MONTENERO DI BISACCIA. Dei due cantieri uno va avanti, nell'altro comincia a vedersi qualche recinzione. Se anticipa il prossimo abbattimento del ponte crollato difficile dirlo, anche se così ravvicinata ai ruderi non sembra indicare ciò.
Il ponte i cui lavori vanno avanti è quello della pista ciclabile che, una volta terminato, collegherà i tratti a nord e a sud del fiume Trigno, permettendo di attraversarlo pedalando. Le foto mostrano la posa delle enormi travi che sosterranno i tiranti. La struttura sarà infatti a campata unica, nessun pilone in acqua.
Il ponte per il quale si attende di conoscere il destino è invece quello crollato il 2 aprile per l'alluvione. Si trova qualche centinaio di metri più sotto, quasi sulla foce, rispetto al ciclabile. La posa di una recinzione, in questi giorni, è di fatto la prima operazione effettuata sulla struttura. La quale è sotto sequestro da quel giorno. Perché c'è ancora un disperso, il pugliese Domenico Racanati che vi stava passando sopra; e perché bisogna individuare le cause del crollo. La Procura solo dopo il tavolo tecnico di metà luglio ha autorizzato sondaggi e accesso ai tecnici. Il completo dissequestro ancora non avviene.

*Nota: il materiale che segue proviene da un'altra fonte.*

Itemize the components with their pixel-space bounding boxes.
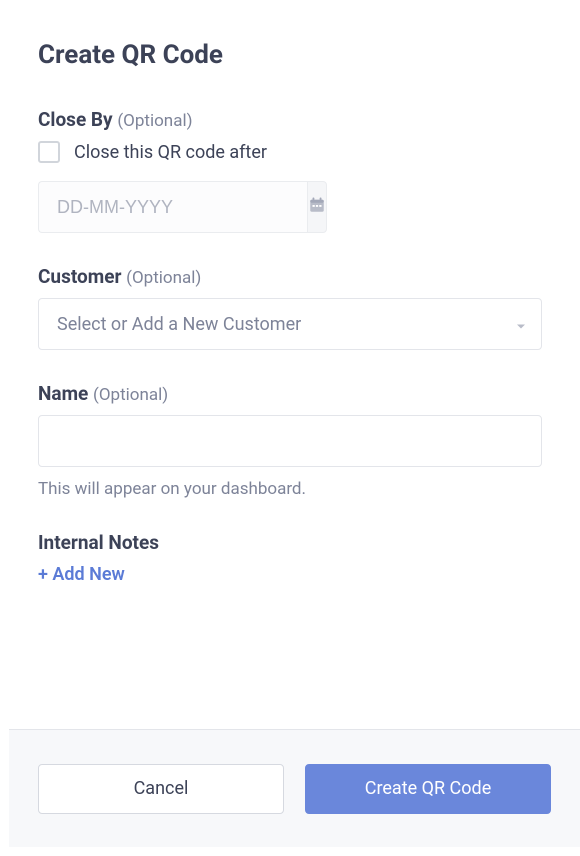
create-qr-button[interactable]: Create QR Code <box>305 764 551 814</box>
close-by-label: Close By (Optional) <box>38 108 542 131</box>
customer-group: Customer (Optional) Select or Add a New … <box>38 265 542 350</box>
name-optional: (Optional) <box>93 385 168 405</box>
close-by-date-input[interactable] <box>38 181 307 233</box>
name-label: Name (Optional) <box>38 382 542 405</box>
customer-select-wrap: Select or Add a New Customer <box>38 298 542 350</box>
customer-select[interactable]: Select or Add a New Customer <box>38 298 542 350</box>
name-group: Name (Optional) This will appear on your… <box>38 382 542 499</box>
close-by-checkbox-label: Close this QR code after <box>74 142 267 163</box>
customer-label-text: Customer <box>38 265 121 288</box>
close-by-checkbox-row: Close this QR code after <box>38 141 542 163</box>
close-by-label-text: Close By <box>38 108 113 131</box>
close-by-optional: (Optional) <box>117 111 192 131</box>
name-input[interactable] <box>38 415 542 467</box>
internal-notes-label: Internal Notes <box>38 531 542 554</box>
customer-optional: (Optional) <box>126 268 201 288</box>
close-by-date-row <box>38 181 288 233</box>
internal-notes-group: Internal Notes + Add New <box>38 531 542 585</box>
page-title: Create QR Code <box>38 40 542 70</box>
calendar-icon <box>308 196 326 218</box>
footer: Cancel Create QR Code <box>9 729 580 847</box>
name-label-text: Name <box>38 382 88 405</box>
date-picker-button[interactable] <box>307 181 327 233</box>
cancel-button[interactable]: Cancel <box>38 764 284 814</box>
close-by-group: Close By (Optional) Close this QR code a… <box>38 108 542 233</box>
name-helper: This will appear on your dashboard. <box>38 479 542 499</box>
customer-select-placeholder: Select or Add a New Customer <box>57 314 301 335</box>
close-by-checkbox[interactable] <box>38 141 60 163</box>
add-new-note-link[interactable]: + Add New <box>38 564 125 585</box>
customer-label: Customer (Optional) <box>38 265 542 288</box>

A dispetto di quanto auspicato e persino dichiarato al momento del crollo da esponenti politici regionali e nazionali, i tempi si prevedono lunghi. E questi tempi, lunghi quanto incerti, significano prolungarsi dell'angoscia per i familiari di Domenico Racanati.
"Peggio della morte c'è solo la scomparsa", così la scrittrice francese Valérie Perrin nel suo best seller Cambiare l'acqua ai fiori. Una frase che per certi versi si attaglia a ciò che da oltre quattro mesi sta vivendo la famiglia Racanati. Il proprio congiunto Domenico è disperso dal 2 aprile, quando è crollato il ponte sul Trigno lungo la Statale 16 in territorio di Montenero di Bisaccia. Vi stava transitando sopra, vittima di un destino beffardo che, per mezzo del navigatore impostato su percorso più breve, gli ha fatto scegliere un tragitto alternativo quanto improbabile. Non fosse andata così, non avesse imboccato sconosciute strade di campagna, sul quel ponte non ci sarebbe arrivato. Non doveva crollare, in realtà, la strada era chiusa perché soggetta ad allagamenti poco più a sud del viadotto. Non perché si temesse il crollo, nessuno lo aveva neanche lontanamente ipotizzato. Sicuramente non l'Anas.
Le ricerche di Domenico Racanati sono cominciate dal giorno successivo. Ma al decrescere delle difficoltà dovute alla piena del Trigno che si sgonfiava dopo l'alluvione, ha fatto da contraltare una sfiducia crescente. Perché dell'auto come del corpo nessuna traccia in acqua, nonostante l'uso dei più sofisticati sistemi di individuazione di masse metalliche. Per parecchie settimane, poi le ricerche sono state sospese.
Sin dai primi giorni, tuttavia, c'è stato chi ha ipotizzato che l'auto fosse finita sotto le macerie. Lo hanno sostenuto anche tecnici specializzati, periti che si occupano di incidenti stradali.
L'area del ponte è invece rimasta sotto sequestro e nessuno l'ha toccata fino a pochi giorni fa. Quel recinto che arriva a settimane di distanza dal primo tavolo tecnico, convocato il 15 luglio in Procura a Larino. Quel recinto, se segna un cambio di passo e se Racanati è davvero sotto quella massa di cemento armato, potrebbe significare che è ancora lunga la strada verso il ritrovamento.